Students enrolled in organic chemistry set aside 10 hours per week for lecture and lab, not including the required pre-lab and post-lab write-ups.
Ian Coley, a Weinberg sophomore taking the course, said he sometimes does not get out of lab until 8 p.m. and still has to do homework for other classes. When he suggested to a member of the Associated Student Government that these lab components should be worth additional credit, he found out the academic committee was already working toward this goal.
This initiative, which could apply to students like Coley, would make it possible to receive credit for the lab component of certain science courses.
“This class is unrelenting,” Coley said. “It’s important that it be reflected in our transcript the amount of time and work we put into these classes.”
Currently, certain science courses require a lecture component and a lab component, taught in different locations by separate professors. Lab is required, and lab grades are averaged into each student’s grade for the course as a whole.
Gabby Daniels, ASG’s academic vice president, said the optimal result would be for the lab component to become its own course and account for one-third or half of a credit in addition to the lecture grade.
Daniels raised the issue to ASG’s Committee on Academic Affairs during Fall Quarter, and it is now in the preliminary stage of development. While most committee members were in favor of separating the two course components, Daniels said some students may worry about how the change would affect their grade point average.

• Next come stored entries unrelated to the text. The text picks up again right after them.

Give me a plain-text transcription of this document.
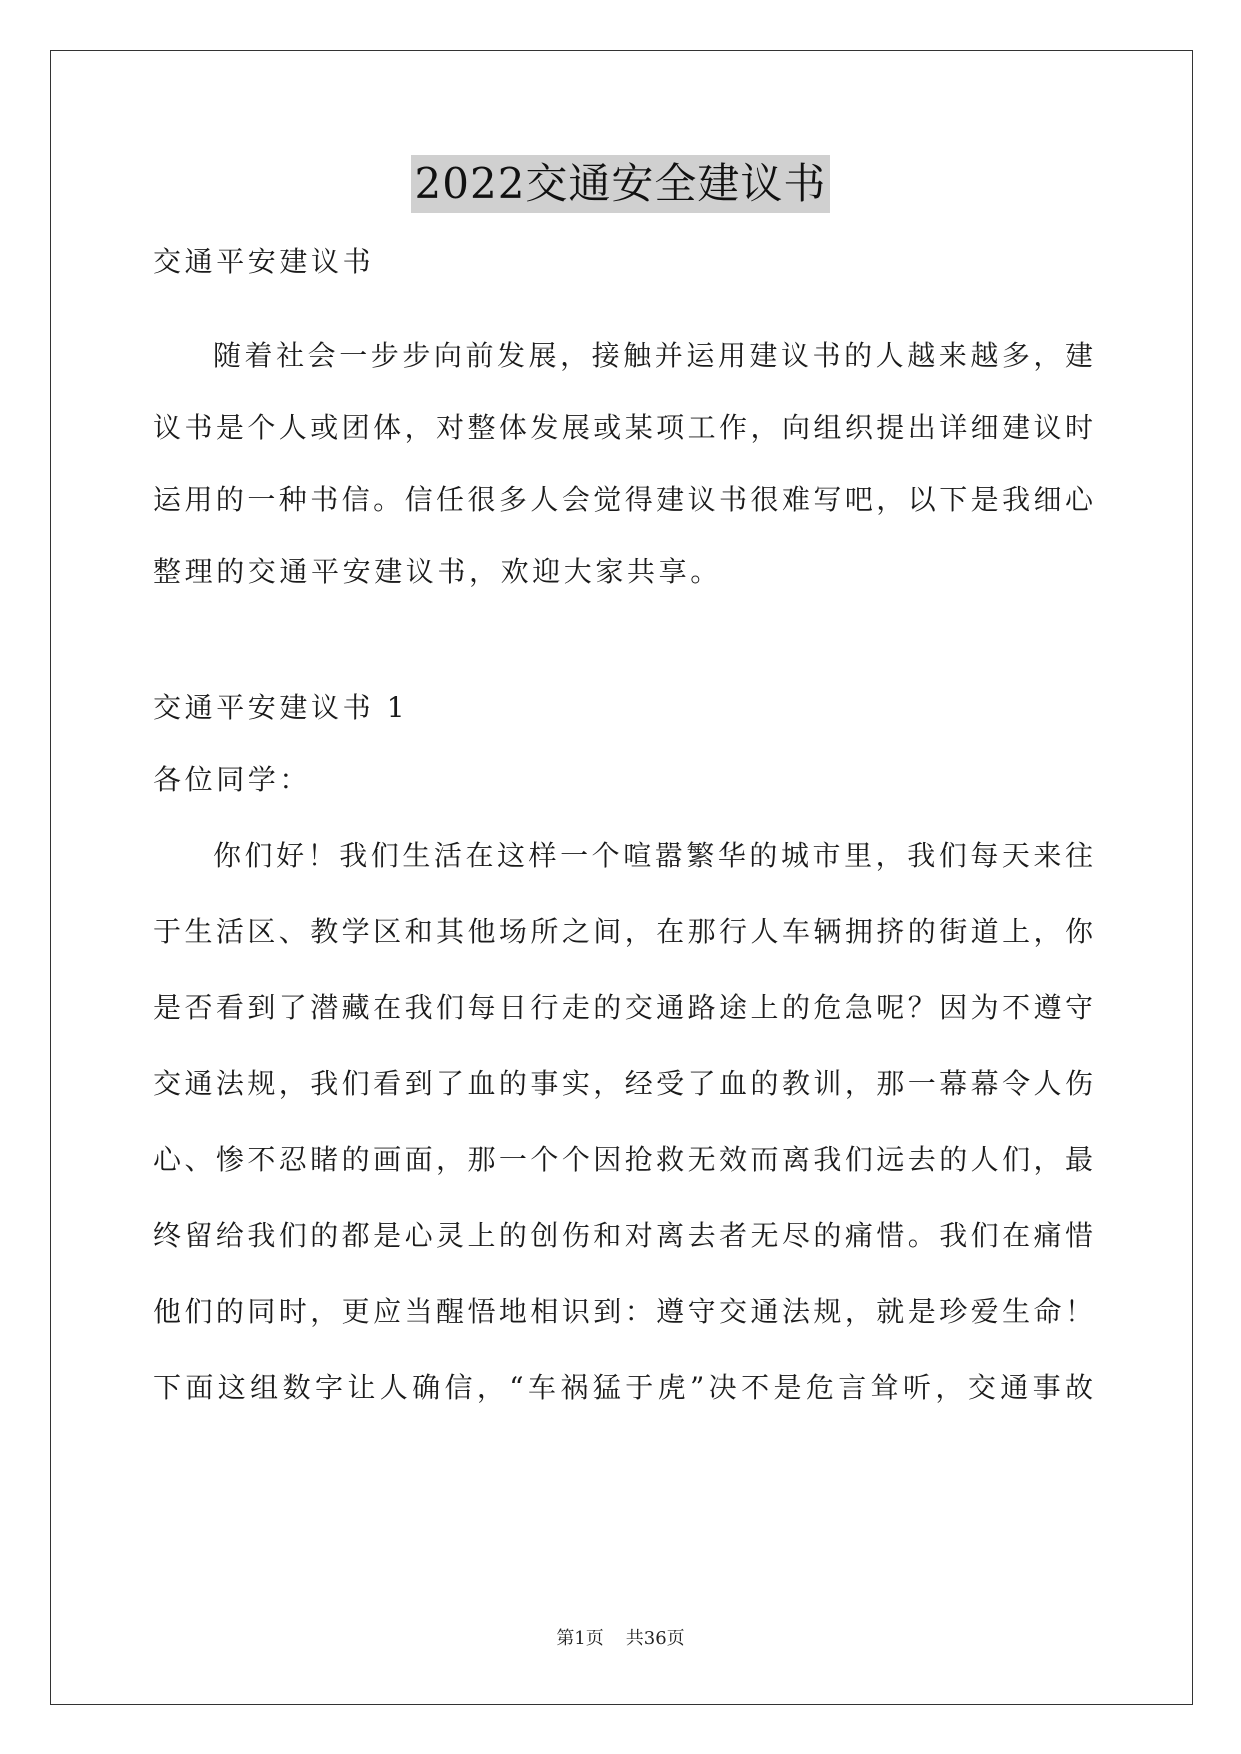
2022交通安全建议书
交通平安建议书
随着社会一步步向前发展，接触并运用建议书的人越来越多，建
议书是个人或团体，对整体发展或某项工作，向组织提出详细建议时
运用的一种书信。信任很多人会觉得建议书很难写吧，以下是我细心
整理的交通平安建议书，欢迎大家共享。
交通平安建议书 1
各位同学：
你们好！我们生活在这样一个喧嚣繁华的城市里，我们每天来往
于生活区、教学区和其他场所之间，在那行人车辆拥挤的街道上，你
是否看到了潜藏在我们每日行走的交通路途上的危急呢？因为不遵守
交通法规，我们看到了血的事实，经受了血的教训，那一幕幕令人伤
心、惨不忍睹的画面，那一个个因抢救无效而离我们远去的人们，最
终留给我们的都是心灵上的创伤和对离去者无尽的痛惜。我们在痛惜
他们的同时，更应当醒悟地相识到：遵守交通法规，就是珍爱生命！
下面这组数字让人确信，“车祸猛于虎”决不是危言耸听，交通事故
第1页 共36页
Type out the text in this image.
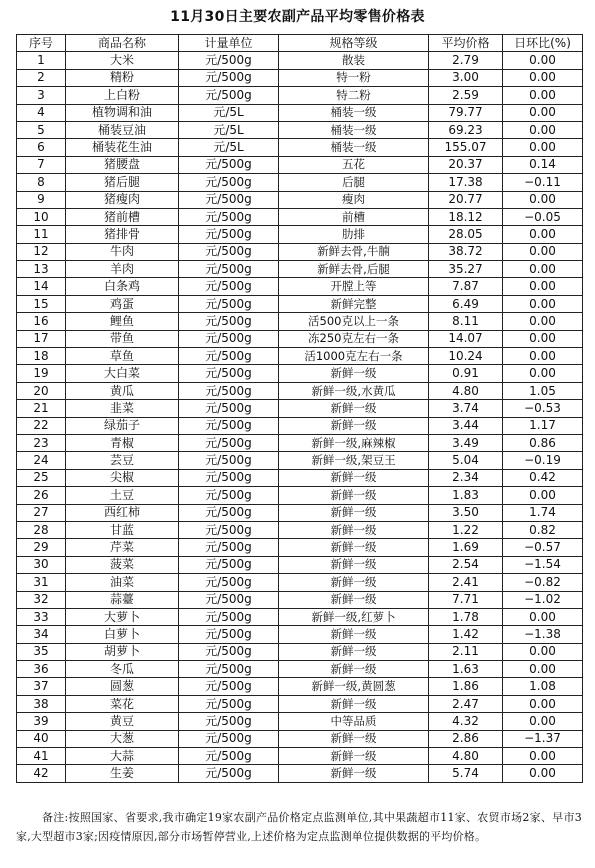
11月30日主要农副产品平均零售价格表
序号	商品名称	计量单位	规格等级	平均价格	日环比(%)
1	大米	元/500g	散装	2.79	0.00
2	精粉	元/500g	特一粉	3.00	0.00
3	上白粉	元/500g	特二粉	2.59	0.00
4	植物调和油	元/5L	桶装一级	79.77	0.00
5	桶装豆油	元/5L	桶装一级	69.23	0.00
6	桶装花生油	元/5L	桶装一级	155.07	0.00
7	猪腰盘	元/500g	五花	20.37	0.14
8	猪后腿	元/500g	后腿	17.38	−0.11
9	猪瘦肉	元/500g	瘦肉	20.77	0.00
10	猪前槽	元/500g	前槽	18.12	−0.05
11	猪排骨	元/500g	肋排	28.05	0.00
12	牛肉	元/500g	新鲜去骨,牛腩	38.72	0.00
13	羊肉	元/500g	新鲜去骨,后腿	35.27	0.00
14	白条鸡	元/500g	开膛上等	7.87	0.00
15	鸡蛋	元/500g	新鲜完整	6.49	0.00
16	鲤鱼	元/500g	活500克以上一条	8.11	0.00
17	带鱼	元/500g	冻250克左右一条	14.07	0.00
18	草鱼	元/500g	活1000克左右一条	10.24	0.00
19	大白菜	元/500g	新鲜一级	0.91	0.00
20	黄瓜	元/500g	新鲜一级,水黄瓜	4.80	1.05
21	韭菜	元/500g	新鲜一级	3.74	−0.53
22	绿茄子	元/500g	新鲜一级	3.44	1.17
23	青椒	元/500g	新鲜一级,麻辣椒	3.49	0.86
24	芸豆	元/500g	新鲜一级,架豆王	5.04	−0.19
25	尖椒	元/500g	新鲜一级	2.34	0.42
26	土豆	元/500g	新鲜一级	1.83	0.00
27	西红柿	元/500g	新鲜一级	3.50	1.74
28	甘蓝	元/500g	新鲜一级	1.22	0.82
29	芹菜	元/500g	新鲜一级	1.69	−0.57
30	菠菜	元/500g	新鲜一级	2.54	−1.54
31	油菜	元/500g	新鲜一级	2.41	−0.82
32	蒜薹	元/500g	新鲜一级	7.71	−1.02
33	大萝卜	元/500g	新鲜一级,红萝卜	1.78	0.00
34	白萝卜	元/500g	新鲜一级	1.42	−1.38
35	胡萝卜	元/500g	新鲜一级	2.11	0.00
36	冬瓜	元/500g	新鲜一级	1.63	0.00
37	圆葱	元/500g	新鲜一级,黄圆葱	1.86	1.08
38	菜花	元/500g	新鲜一级	2.47	0.00
39	黄豆	元/500g	中等品质	4.32	0.00
40	大葱	元/500g	新鲜一级	2.86	−1.37
41	大蒜	元/500g	新鲜一级	4.80	0.00
42	生姜	元/500g	新鲜一级	5.74	0.00
备注:按照国家、省要求,我市确定19家农副产品价格定点监测单位,其中果蔬超市11家、农贸市场2家、早市3家,大型超市3家;因疫情原因,部分市场暂停营业,上述价格为定点监测单位提供数据的平均价格。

“Some people who do well in lab but do worse in lecture might want their lab grade to put more weight into their overall lecture grade,” said Daniels, a Weinberg junior.
The committee plans to work with the science departments that require lab components to poll student interest, Daniels said. If little resistance is met, she said, committee members will present the idea to professors, department chairs and eventually the deans of each affected department.
Arthur Schmidt, director of undergraduate labs for physics and astronomy, said he thinks the initiative has a good chance of being well-received. He said he is personally in favor of a weighting change.
“They definitely deserve more credit,” Schmidt said. “It’s extra time, and it’s a very intense time because the students are actually doing experiments and thinking right there, and so it’s not like a lecture where you’re passively receiving information.”
Coley, who is not part of ASG but is volunteering to help with the project, said he has been researching the top-25 schools in the nation to compare their lab systems to NU’s. So far he said he has found Yale University, California Institute of Technology, Washington University in St. Louis and the University of Notre Dame all give credit for undergraduate lab time.
At Caltech, students receive one credit for every hour they spend in the lab each week, and the course is listed separately on the transcript. Avin Andrade, a sophomore majoring in chemical engineering at Caltech, said these credits will count toward his graduation requirements.
“I truthfully like doing the research regardless of whether or not I get credit,” Andrade said. “But it is nice, and eventually I may have to take one less class because of it.”
Daniels said the process could get complicated because many students in the McCormick School of Engineering and Applied Sciences also take classes in the Weinberg College of Arts and Sciences, so more officials will need to be contacted.
Anne Dong, a McCormick freshman in the biomedical engineering program, is currently on the Biology 210 track which requires a four-hour lab in the winter and five-hour lab in the spring.
“The lab is basically an entire class on its own,” Dong said. “We’re learning about something completely different. I think it definitely should count for half credit.”